2000 seminars


Room P5.18, Mathematics Building

Gláucia Murta

Gláucia Murta, Heinrich-Heine-Universität Düsseldorf
Secure Anonymous Conferencing in Quantum Networks

Users of quantum networks can securely communicate via so-called (quantum) conference key agreement, making their identities publicly known. In certain circumstances, however, communicating users demand anonymity. In this talk, I will introduce a security framework for anonymous conference key agreement with different levels of anonymity and present efficient and noise-tolerant protocols exploiting multipartite Greenberger–Horne–Zeilinger (GHZ) states.
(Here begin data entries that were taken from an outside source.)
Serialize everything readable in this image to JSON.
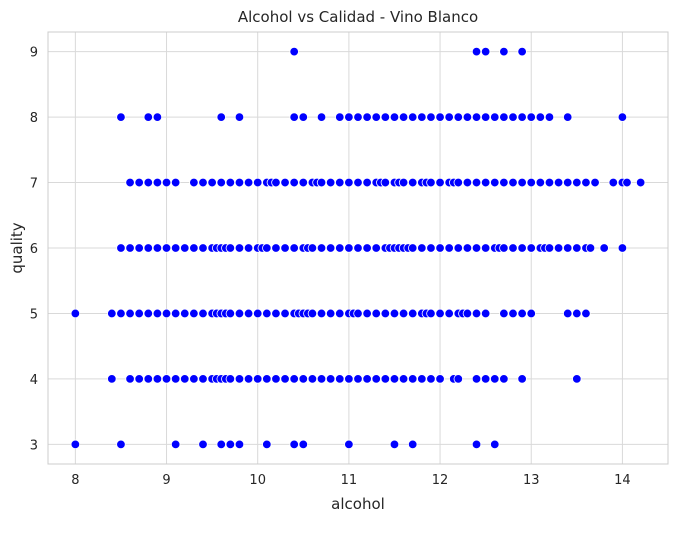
{
  "chart_data": {
    "type": "scatter",
    "title": "Alcohol vs Calidad - Vino Blanco",
    "xlabel": "alcohol",
    "ylabel": "quality",
    "xlim": [
      7.7,
      14.5
    ],
    "ylim": [
      2.7,
      9.3
    ],
    "xticks": [
      8,
      9,
      10,
      11,
      12,
      13,
      14
    ],
    "yticks": [
      3,
      4,
      5,
      6,
      7,
      8,
      9
    ],
    "grid": true,
    "point_color": "#0000ff",
    "point_edge_color": "#ffffff",
    "points_by_quality": {
      "3": [
        8.0,
        8.5,
        9.1,
        9.4,
        9.6,
        9.7,
        9.8,
        10.1,
        10.4,
        10.5,
        11.0,
        11.5,
        11.7,
        12.4,
        12.6
      ],
      "4": [
        8.4,
        8.6,
        8.7,
        8.8,
        8.9,
        9.0,
        9.1,
        9.2,
        9.3,
        9.4,
        9.5,
        9.55,
        9.6,
        9.65,
        9.7,
        9.8,
        9.9,
        10.0,
        10.1,
        10.2,
        10.3,
        10.4,
        10.5,
        10.6,
        10.7,
        10.8,
        10.9,
        11.0,
        11.1,
        11.2,
        11.3,
        11.4,
        11.5,
        11.6,
        11.7,
        11.8,
        11.9,
        12.0,
        12.15,
        12.2,
        12.4,
        12.5,
        12.6,
        12.7,
        12.9,
        13.5
      ],
      "5": [
        8.0,
        8.4,
        8.5,
        8.6,
        8.7,
        8.8,
        8.9,
        9.0,
        9.1,
        9.2,
        9.3,
        9.4,
        9.5,
        9.55,
        9.6,
        9.65,
        9.7,
        9.8,
        9.9,
        10.0,
        10.1,
        10.2,
        10.3,
        10.4,
        10.45,
        10.5,
        10.55,
        10.6,
        10.7,
        10.8,
        10.9,
        11.0,
        11.05,
        11.1,
        11.2,
        11.3,
        11.4,
        11.5,
        11.6,
        11.7,
        11.8,
        11.85,
        11.9,
        12.0,
        12.1,
        12.2,
        12.25,
        12.3,
        12.4,
        12.5,
        12.7,
        12.8,
        12.9,
        13.0,
        13.4,
        13.5,
        13.6
      ],
      "6": [
        8.5,
        8.6,
        8.7,
        8.8,
        8.9,
        9.0,
        9.1,
        9.2,
        9.3,
        9.4,
        9.5,
        9.55,
        9.6,
        9.65,
        9.7,
        9.8,
        9.9,
        10.0,
        10.05,
        10.1,
        10.2,
        10.3,
        10.4,
        10.5,
        10.55,
        10.6,
        10.7,
        10.8,
        10.9,
        11.0,
        11.1,
        11.2,
        11.3,
        11.4,
        11.45,
        11.5,
        11.55,
        11.6,
        11.65,
        11.7,
        11.8,
        11.9,
        12.0,
        12.1,
        12.2,
        12.3,
        12.4,
        12.5,
        12.6,
        12.65,
        12.7,
        12.8,
        12.9,
        13.0,
        13.1,
        13.15,
        13.2,
        13.3,
        13.4,
        13.5,
        13.6,
        13.65,
        13.8,
        14.0
      ],
      "7": [
        8.6,
        8.7,
        8.8,
        8.9,
        9.0,
        9.1,
        9.3,
        9.4,
        9.5,
        9.6,
        9.7,
        9.8,
        9.9,
        10.0,
        10.1,
        10.15,
        10.2,
        10.3,
        10.4,
        10.5,
        10.6,
        10.65,
        10.7,
        10.8,
        10.9,
        11.0,
        11.1,
        11.2,
        11.3,
        11.35,
        11.4,
        11.5,
        11.55,
        11.6,
        11.7,
        11.8,
        11.85,
        11.9,
        12.0,
        12.1,
        12.15,
        12.2,
        12.3,
        12.4,
        12.5,
        12.6,
        12.7,
        12.8,
        12.9,
        13.0,
        13.1,
        13.2,
        13.3,
        13.4,
        13.5,
        13.6,
        13.7,
        13.9,
        14.0,
        14.05,
        14.2
      ],
      "8": [
        8.5,
        8.8,
        8.9,
        9.6,
        9.8,
        10.4,
        10.5,
        10.7,
        10.9,
        11.0,
        11.1,
        11.2,
        11.3,
        11.4,
        11.5,
        11.6,
        11.7,
        11.8,
        11.9,
        12.0,
        12.1,
        12.2,
        12.3,
        12.4,
        12.5,
        12.6,
        12.7,
        12.8,
        12.9,
        13.0,
        13.1,
        13.2,
        13.4,
        14.0
      ],
      "9": [
        10.4,
        12.4,
        12.5,
        12.7,
        12.9
      ]
    }
  }
}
We compare the performance of our protocols in noisy and lossy quantum networks with protocols that only use bipartite entanglement to achieve the same functionalities. Our simulations show that GHZ-based protocols can outperform protocols based on bipartite entanglement and that the advantage increases for protocols with stronger anonymity requirements. Our results strongly advocate the use of multipartite entanglement for cryptographic tasks involving several users.

(arXiv:2111.05363)


Room P5.18, Mathematics Building

Gilles Brassard

Gilles Brassard, Université de Montréal
Computable versus printable numbers

Even though mathematics may seem universal, this is not the case. Constructive mathematics, whose main proponent was Brouwer, offers a radically different perspective compared to classical mathematics rooted in the logic of Aristotle. In this talk, I shall discuss various definitions of computable reals and computable functions. We shall see that a definition of computable reals that appears very natural make multiplication by 3 uncomputable.